Student debt and college affordability have become a key dividing line in the Democratic race, between more progressive candidates who favor sweeping new tuition and student-loan benefits and others who support more incremental adjustments to the way Americans pay for education.
Warren’s new plan would forgive $50,000 in student loans for Americans in households earning less than $100,000 a year. According to analysis provided by her campaign, that would provide immediate relief to more than 95% of the 45 million Americans with student debt. The Massachusetts Democrat and 2020 contender is also calling for a drastic increase in federal spending on higher education that would make tuition and fees free for all students at two- and four-year public colleges and expand grants for lower-income and minority students to cover costs like housing, food, books and child care.
The campaign estimates that the plan would cost $1.25 trillion over 10 years.
But how can “we” possibly afford this???
The revenue from Warren’s wealth tax proposal — a 2% tax on wealth above $50 million and a 3% tax on wealth above $1 billion — would pay for her newest proposal, her campaign said. According to details shared by her campaign, the massive debt cancellation and free college plan additionally asks states to chip in to cover the cost of tuition and fees. Warren has also said her universal child care proposal would be paid for by her wealth tax.

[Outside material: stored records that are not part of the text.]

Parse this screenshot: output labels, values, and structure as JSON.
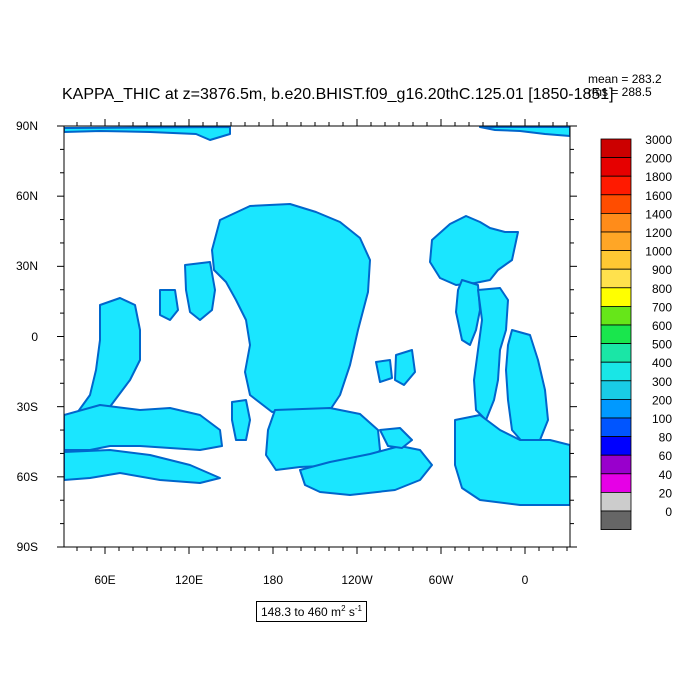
{
  "title": "KAPPA_THIC at z=3876.5m, b.e20.BHIST.f09_g16.20thC.125.01 [1850-1851]",
  "stats": {
    "mean": "mean = 283.2",
    "rms": "rms = 288.5"
  },
  "range": {
    "text": "148.3 to 460 m",
    "unit_sup1": "2",
    "unit_mid": " s",
    "unit_sup2": "-1"
  },
  "lat_labels": [
    "90N",
    "60N",
    "30N",
    "0",
    "30S",
    "60S",
    "90S"
  ],
  "lon_labels": [
    "60E",
    "120E",
    "180",
    "120W",
    "60W",
    "0"
  ],
  "colorbar": {
    "labels": [
      "3000",
      "2000",
      "1800",
      "1600",
      "1400",
      "1200",
      "1000",
      "900",
      "800",
      "700",
      "600",
      "500",
      "400",
      "300",
      "200",
      "100",
      "80",
      "60",
      "40",
      "20",
      "0"
    ],
    "colors": [
      "#cc0000",
      "#e60000",
      "#ff1a00",
      "#ff4d00",
      "#ff8c1a",
      "#ffa626",
      "#ffc833",
      "#ffe14d",
      "#ffff00",
      "#66e619",
      "#19e64d",
      "#1ae6a6",
      "#19e6e6",
      "#19cce6",
      "#0099ff",
      "#0055ff",
      "#0000ff",
      "#9900cc",
      "#e600e6",
      "#cccccc",
      "#666666"
    ]
  },
  "map_fill": {
    "main": "#1ae6ff",
    "secondary": "#19b4f0",
    "edge": "#0066cc",
    "outline": "#000000"
  }
}
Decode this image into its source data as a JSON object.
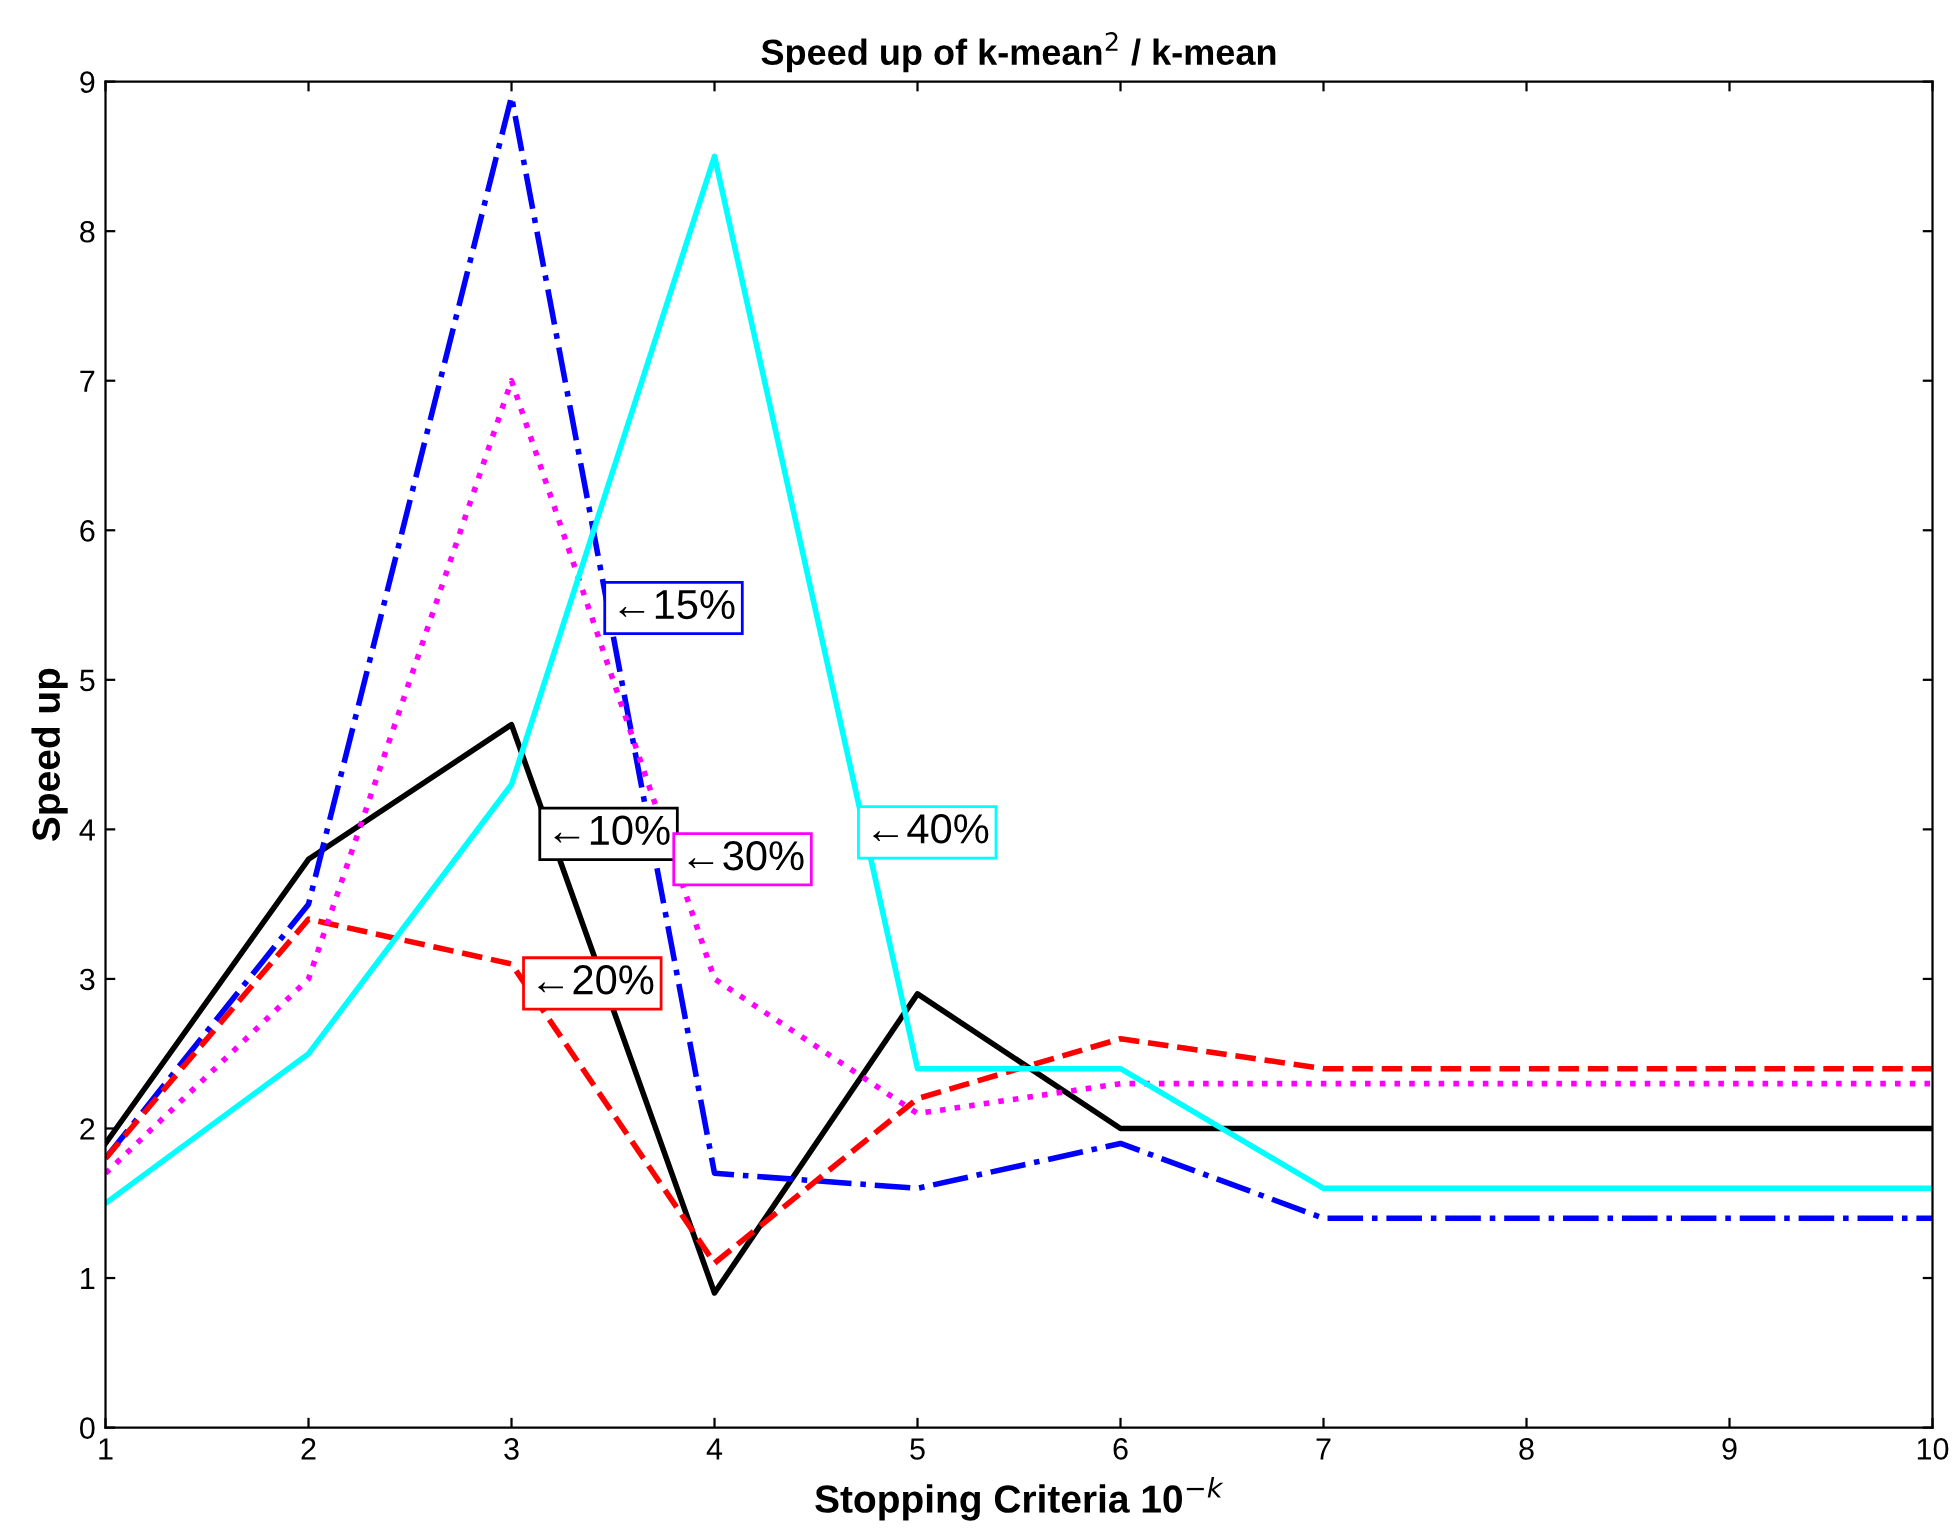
{
  "chart_data": {
    "type": "line",
    "title": "Speed up of k-mean$^{2}$ / k-mean",
    "xlabel": "Stopping Criteria 10$^{−k}$",
    "ylabel": "Speed up",
    "x": [
      1,
      2,
      3,
      4,
      5,
      6,
      7,
      8,
      9,
      10
    ],
    "series": [
      {
        "color": "#000000",
        "line_style": "solid",
        "values": [
          1.9,
          3.8,
          4.7,
          0.9,
          2.9,
          2.0,
          2.0,
          2.0,
          2.0,
          2.0
        ]
      },
      {
        "color": "#0000ff",
        "line_style": "dashdot",
        "values": [
          1.8,
          3.5,
          8.9,
          1.7,
          1.6,
          1.9,
          1.4,
          1.4,
          1.4,
          1.4
        ]
      },
      {
        "color": "#ff0000",
        "line_style": "dashed",
        "values": [
          1.8,
          3.4,
          3.1,
          1.1,
          2.2,
          2.6,
          2.4,
          2.4,
          2.4,
          2.4
        ]
      },
      {
        "color": "#ff00ff",
        "line_style": "dotted",
        "values": [
          1.7,
          3.0,
          7.0,
          3.0,
          2.1,
          2.3,
          2.3,
          2.3,
          2.3,
          2.3
        ]
      },
      {
        "color": "#00ffff",
        "line_style": "solid",
        "values": [
          1.5,
          2.5,
          4.3,
          8.5,
          2.4,
          2.4,
          1.6,
          1.6,
          1.6,
          1.6
        ]
      }
    ],
    "annotations": [
      {
        "text": "←10%",
        "x": 3.17,
        "y": 3.97
      },
      {
        "text": "←15%",
        "x": 3.49,
        "y": 5.48
      },
      {
        "text": "←20%",
        "x": 3.09,
        "y": 2.97
      },
      {
        "text": "←30%",
        "x": 3.83,
        "y": 3.8
      },
      {
        "text": "←40%",
        "x": 4.74,
        "y": 3.98
      }
    ],
    "xlim": [
      1,
      10
    ],
    "ylim": [
      0,
      9
    ],
    "xticks": [
      1,
      2,
      3,
      4,
      5,
      6,
      7,
      8,
      9,
      10
    ],
    "yticks": [
      0,
      1,
      2,
      3,
      4,
      5,
      6,
      7,
      8,
      9
    ],
    "grid": false,
    "legend": false,
    "marker": "none"
  }
}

Asked about connecting the viability of her new proposal to another, Warren insisted that there is broad support for the idea of taxing the ultra-rich.
“For two cents on the dollar, we could pay for universal child care, universal pre-K, universal college and knock back the student loan debt burden for about 43 million Americans and still have nearly, just short, of $1 trillion leftover,” Warren said in an interview with CNN. “It tells you how badly out of whack our economy is right now.”
A couple of notes:
(1) Warren’s various proposals would, if enacted, would merely transform the United States into a typical developed nation in regard to these issues, as opposed to maintaining what is, comparatively speaking, an extraordinarily reactionary status quo.
These proposals are not magic bullets: they’re merely necessary, but far from sufficient, first steps for dealing with radical levels of economic and social inequality. That they’re considered radical simply underlines how reactionary the political status quo in America has become.
(2) This is a more general point, but our cultural consciousness in regard to how much wealth is generated by contemporary developed economies lags far behind historical reality. U.S. per capita GDP tripled between 1840 and 1900, tripled again between 1900 and 1960, and tripled yet again since 1960.
This mind-boggling increase in wealth over an eye-blink of human history (John Tyler became president in 1841, and he has living grandchildren!) still hasn’t been assimilated into our collective social and political psychology. As Warren’s proposal reveals, “luxuries” such as universal child care, universal pre-K, universal college access without the specter of crushing debt, require what at this point have become practically trivial realignments of wealth in a $20 trillion annual economy.
In other words, poverty and radical inequality are now purely problems of wealth distribution, not wealth production.
Elizabeth Warren’s willingness to recognize this in even the most preliminary and modest way makes her a “radical.” Of course the real radicals are the people who think late 19th-century America represents a desirable model for 21st century America.